なので警備部隊が引き継ぐ予定らしいのだがある事件の対応に忙しく、数日間は傭兵部隊に警備をさせようと言うのがプヨ王国軍上層部の判断なのだそうだ。
「何じゃそりゃ・・・・・・まぁ良い。他の中隊長やつらはこの任務には?」
「無論、参加しているぞ。リカルドとバーンとカインの三人は警邏。ティファとヒルダとロイドは聞き込み。残りのライナとサンドラは、その重要書類が保管されている所の警備だ。信康も警備で良いだろう?」
「では今夜から、着任した方が良いですか?」
「お前が来たら、百人力だろうが・・・十日もの任務で、流石に疲れたろう? 今日は休んで、明日から参加してくれたら良いぞ」
「了解しました。ああ、それと他に報告した事がありまして・・・」
信康のはっきりしない発言に、ヘルムートは怪訝そうな表情を浮かべた。
「別に大した事じゃあ、ないんですよ。北部での盗賊退治の任務で、何人か民間人を保護しましてね・・・その内の何割かが、傭兵部隊への入隊を希望しているんです。と言う訳で、入隊の許可を頂けませんかね?」
「何だ。そんな事だったら、直ぐに手続きをさせてやるよ。今から必要な書類を纏めて渡すから、その入隊希望者の連中に渡してやれ」
「良いのですか?」
「ああ、入隊希望者は大歓迎だからな。来る者拒まずって奴だ。それにお前も、まさか諜報員や犯罪者を入隊させようって訳じゃないんだろう?」
「当たり前じゃないですか。そんな奴等を、入れる訳ないでしょう?」
信康ははっきりと、ヘルムートに明言した。
尤も大半はカロキヤ公国からの避難民なのだが、外国人部隊である傭兵部隊には今更な話である。

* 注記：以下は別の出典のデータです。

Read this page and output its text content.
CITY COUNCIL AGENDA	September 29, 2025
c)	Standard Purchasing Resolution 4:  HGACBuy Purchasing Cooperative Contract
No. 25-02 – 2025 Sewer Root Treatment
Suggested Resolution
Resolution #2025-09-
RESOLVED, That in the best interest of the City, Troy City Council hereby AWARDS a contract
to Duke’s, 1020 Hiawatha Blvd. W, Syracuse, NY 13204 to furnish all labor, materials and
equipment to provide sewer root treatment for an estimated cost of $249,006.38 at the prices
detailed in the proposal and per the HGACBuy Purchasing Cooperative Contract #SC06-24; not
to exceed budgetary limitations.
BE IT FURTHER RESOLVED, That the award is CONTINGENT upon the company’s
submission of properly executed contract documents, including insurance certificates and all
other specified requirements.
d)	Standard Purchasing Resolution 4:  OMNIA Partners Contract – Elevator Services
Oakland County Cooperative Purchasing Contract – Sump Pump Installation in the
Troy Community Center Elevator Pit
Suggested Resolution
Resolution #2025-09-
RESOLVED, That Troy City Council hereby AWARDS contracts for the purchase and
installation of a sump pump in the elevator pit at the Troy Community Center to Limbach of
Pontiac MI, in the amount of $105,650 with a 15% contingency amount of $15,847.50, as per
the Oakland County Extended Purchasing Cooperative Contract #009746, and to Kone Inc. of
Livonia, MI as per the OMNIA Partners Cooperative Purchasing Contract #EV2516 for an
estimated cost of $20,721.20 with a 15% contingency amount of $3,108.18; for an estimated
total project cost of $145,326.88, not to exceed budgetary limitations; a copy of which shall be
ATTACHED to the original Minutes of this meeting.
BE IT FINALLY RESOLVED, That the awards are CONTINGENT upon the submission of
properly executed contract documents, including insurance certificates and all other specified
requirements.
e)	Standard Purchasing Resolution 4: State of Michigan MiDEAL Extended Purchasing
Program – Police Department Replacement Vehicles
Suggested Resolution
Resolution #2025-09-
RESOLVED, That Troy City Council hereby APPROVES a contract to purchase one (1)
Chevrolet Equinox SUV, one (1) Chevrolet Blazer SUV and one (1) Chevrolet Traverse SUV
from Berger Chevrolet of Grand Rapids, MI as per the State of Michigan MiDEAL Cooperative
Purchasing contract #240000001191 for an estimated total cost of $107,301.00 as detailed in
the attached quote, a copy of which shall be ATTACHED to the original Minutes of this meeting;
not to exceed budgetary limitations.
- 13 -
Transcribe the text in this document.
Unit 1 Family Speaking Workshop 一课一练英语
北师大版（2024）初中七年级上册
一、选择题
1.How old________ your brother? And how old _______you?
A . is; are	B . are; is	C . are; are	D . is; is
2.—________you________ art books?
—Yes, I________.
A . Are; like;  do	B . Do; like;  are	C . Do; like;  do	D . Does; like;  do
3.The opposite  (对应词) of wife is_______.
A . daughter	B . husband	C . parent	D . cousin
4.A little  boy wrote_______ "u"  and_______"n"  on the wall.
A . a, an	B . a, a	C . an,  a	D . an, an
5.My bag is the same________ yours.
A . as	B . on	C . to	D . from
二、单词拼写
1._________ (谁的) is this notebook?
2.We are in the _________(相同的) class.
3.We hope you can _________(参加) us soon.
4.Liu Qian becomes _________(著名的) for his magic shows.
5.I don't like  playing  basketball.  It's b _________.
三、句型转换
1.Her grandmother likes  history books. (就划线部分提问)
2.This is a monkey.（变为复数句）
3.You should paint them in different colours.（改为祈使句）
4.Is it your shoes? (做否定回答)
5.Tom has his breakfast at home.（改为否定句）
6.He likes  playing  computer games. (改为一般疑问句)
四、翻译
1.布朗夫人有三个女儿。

「なら結構だ。どうせなら早く手続きがしたいが、明日までに持って来い」
「了解しました。では、自分はこれで」
信康はヘルムートから入隊に必要な書類を受け取ると、敬礼してから総隊長室を退室した。
総隊長室を退室して少し離れると、信康は嬉しそうに書類を持っていない手で拳を握った。